Mungkin apa yang dikatakan sahabat saya itu sebenarnya bukan kelemahan perempuan. Tetapi deviasi dari kekuatan perempuan. Sebagai ciptaan Allah yang menolong kelemahan laki-laki, perempuan pada umumnya lebih mahir dalam mendayagunakan kekayaan emosi. Kita mengenal ungkapan bahwa perempuan lebih perasa dan laki-laki lebih berlogika. Tetapi acap kali, entah mengapa, kekuatan “merasa” itu mengalami deviasi pada saat bertemu dengan sesama perempuan.

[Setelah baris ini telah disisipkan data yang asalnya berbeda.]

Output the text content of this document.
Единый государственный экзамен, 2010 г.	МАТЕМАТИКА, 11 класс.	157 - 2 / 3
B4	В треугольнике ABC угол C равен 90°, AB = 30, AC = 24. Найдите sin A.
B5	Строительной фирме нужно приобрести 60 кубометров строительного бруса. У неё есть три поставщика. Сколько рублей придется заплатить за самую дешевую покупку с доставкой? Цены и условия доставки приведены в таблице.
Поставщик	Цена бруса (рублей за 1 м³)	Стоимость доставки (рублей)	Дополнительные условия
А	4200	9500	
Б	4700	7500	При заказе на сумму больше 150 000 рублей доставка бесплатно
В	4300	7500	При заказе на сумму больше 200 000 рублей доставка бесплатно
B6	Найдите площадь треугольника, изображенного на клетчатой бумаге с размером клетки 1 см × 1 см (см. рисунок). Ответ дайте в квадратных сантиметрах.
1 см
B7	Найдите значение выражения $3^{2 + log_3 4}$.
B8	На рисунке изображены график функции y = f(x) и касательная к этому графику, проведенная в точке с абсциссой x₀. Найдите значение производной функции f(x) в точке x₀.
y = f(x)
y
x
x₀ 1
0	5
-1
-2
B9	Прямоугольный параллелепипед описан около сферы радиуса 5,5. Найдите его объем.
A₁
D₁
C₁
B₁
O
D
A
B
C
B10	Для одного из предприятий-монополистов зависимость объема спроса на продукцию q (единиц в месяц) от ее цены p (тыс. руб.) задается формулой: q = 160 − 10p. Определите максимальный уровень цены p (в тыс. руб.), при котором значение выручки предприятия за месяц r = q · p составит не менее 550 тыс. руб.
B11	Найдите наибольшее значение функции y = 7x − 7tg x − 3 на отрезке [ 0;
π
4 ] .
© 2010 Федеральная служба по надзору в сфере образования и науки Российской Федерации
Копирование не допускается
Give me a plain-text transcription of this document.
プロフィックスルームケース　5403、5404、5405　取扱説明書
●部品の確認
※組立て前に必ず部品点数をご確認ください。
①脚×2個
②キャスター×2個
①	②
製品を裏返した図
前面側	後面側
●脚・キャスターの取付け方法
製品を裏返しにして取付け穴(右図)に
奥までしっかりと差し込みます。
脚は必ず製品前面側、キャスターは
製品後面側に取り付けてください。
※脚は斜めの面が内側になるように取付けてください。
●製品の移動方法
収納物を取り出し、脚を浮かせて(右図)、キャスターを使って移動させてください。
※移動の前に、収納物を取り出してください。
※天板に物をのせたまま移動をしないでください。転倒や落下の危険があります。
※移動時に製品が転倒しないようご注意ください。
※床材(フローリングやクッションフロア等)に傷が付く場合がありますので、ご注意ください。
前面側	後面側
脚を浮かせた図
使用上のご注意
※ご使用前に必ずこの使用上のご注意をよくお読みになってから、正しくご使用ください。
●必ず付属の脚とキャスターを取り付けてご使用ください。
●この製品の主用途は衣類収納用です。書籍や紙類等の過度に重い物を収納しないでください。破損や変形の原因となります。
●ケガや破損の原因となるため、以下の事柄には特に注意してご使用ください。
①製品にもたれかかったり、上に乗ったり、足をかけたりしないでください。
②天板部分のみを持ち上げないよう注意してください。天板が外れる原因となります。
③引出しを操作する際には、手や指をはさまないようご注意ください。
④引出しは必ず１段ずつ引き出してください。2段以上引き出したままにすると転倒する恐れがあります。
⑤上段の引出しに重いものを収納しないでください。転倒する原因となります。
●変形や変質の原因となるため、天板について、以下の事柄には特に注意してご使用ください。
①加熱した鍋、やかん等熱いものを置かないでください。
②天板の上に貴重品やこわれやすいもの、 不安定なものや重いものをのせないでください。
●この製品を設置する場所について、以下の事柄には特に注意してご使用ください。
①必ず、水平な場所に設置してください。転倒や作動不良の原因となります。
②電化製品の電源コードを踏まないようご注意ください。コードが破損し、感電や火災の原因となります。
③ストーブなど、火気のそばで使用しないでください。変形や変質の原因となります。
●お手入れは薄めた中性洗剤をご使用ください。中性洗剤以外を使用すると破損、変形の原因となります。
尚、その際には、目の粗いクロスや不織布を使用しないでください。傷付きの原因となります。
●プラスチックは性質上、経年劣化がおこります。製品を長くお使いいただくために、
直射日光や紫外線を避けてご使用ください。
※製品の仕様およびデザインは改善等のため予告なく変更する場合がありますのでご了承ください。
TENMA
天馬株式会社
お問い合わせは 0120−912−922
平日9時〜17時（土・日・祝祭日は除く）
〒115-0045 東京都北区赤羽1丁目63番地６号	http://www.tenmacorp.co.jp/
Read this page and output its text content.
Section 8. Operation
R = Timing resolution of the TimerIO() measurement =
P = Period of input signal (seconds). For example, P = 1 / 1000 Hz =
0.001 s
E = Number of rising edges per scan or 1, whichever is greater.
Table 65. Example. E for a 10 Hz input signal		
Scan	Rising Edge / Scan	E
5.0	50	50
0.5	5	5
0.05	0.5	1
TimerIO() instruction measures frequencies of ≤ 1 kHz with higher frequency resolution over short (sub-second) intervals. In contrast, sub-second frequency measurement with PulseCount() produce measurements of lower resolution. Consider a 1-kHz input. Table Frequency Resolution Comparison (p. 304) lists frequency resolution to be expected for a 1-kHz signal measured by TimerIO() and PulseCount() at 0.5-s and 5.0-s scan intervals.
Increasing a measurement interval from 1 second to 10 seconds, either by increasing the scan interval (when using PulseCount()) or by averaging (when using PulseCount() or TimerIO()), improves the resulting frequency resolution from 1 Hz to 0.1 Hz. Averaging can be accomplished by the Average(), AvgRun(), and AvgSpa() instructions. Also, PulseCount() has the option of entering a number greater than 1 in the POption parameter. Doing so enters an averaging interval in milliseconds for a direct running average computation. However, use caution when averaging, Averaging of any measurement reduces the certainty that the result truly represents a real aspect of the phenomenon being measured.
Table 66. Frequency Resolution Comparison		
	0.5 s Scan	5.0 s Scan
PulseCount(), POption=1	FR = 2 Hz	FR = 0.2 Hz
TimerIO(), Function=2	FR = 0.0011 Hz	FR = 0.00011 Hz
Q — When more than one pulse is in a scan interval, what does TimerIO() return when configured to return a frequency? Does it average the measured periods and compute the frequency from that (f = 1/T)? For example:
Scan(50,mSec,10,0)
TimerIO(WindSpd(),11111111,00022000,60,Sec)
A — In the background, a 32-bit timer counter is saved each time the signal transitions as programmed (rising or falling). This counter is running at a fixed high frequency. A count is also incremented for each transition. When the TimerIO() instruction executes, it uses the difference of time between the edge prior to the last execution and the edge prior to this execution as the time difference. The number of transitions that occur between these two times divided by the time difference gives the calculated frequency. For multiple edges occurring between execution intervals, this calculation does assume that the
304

Namun tidak selalu terjadi demikian. Melalui bacaan kitab suci kita menjumpai Rut dan Naomi dalam perjanjian lama serta Maria dan Elisabet dalam perjanjian baru. Mereka adalah para perempuan besar yang melahirkan laki-laki yang berpengaruh dalam kehidupan umat Israel. Karena kepekaan rohani dan kerendahan hati mereka sebagai para pejuang kasih, maka kita menjumpai Daud, Yohanes Pembaptis dan Yesus Kristus.
Maria dan Elisabet misalnya, di tengah-tengah “kejutan hidup” sewaktu mengandung janin-janin ajaib dalam rahim mereka, keduanya saling mendukung dan memuji, menguatkan dan menyemangati. Secara usia, Elisabet sudah mendekati senja dan Maria masih belia. Tetapi karena kecintaan mereka yang besar kepada Allah yang sedang mengerjakan transformasi hidup umat-Nya yang tertindas, mereka tekun menjadi perintis-perintis utama dalam rencana besar pembaruan perjanjian Allah yang menyelamatkan. Mereka bukan saja peka secara psikologis tetapi juga spiritual dalam memaknakan apa yang terjadi dengan mereka satu sama lain.
Hari ini, biarlah karena kerendahan hati, kepekaan rohani kita tetap tajam untuk mengenali bagian yang dapat kita kerjakan bersama-sama dengan Allah untuk memperbaiki bumi ini dan masalah relasi antara sesama ciptaan-Nya.
Lembutkanlah hati kami sehingga peka untuk mengenali karya kasih-Mu yang menjumpai kami ya Tuhan. Biarlah hikmat-Mu juga menolong kami, supaya setiap kata-kata kami memberikan semangat kepada orang lain untuk mengikuti dan melayani Engkau. Amin.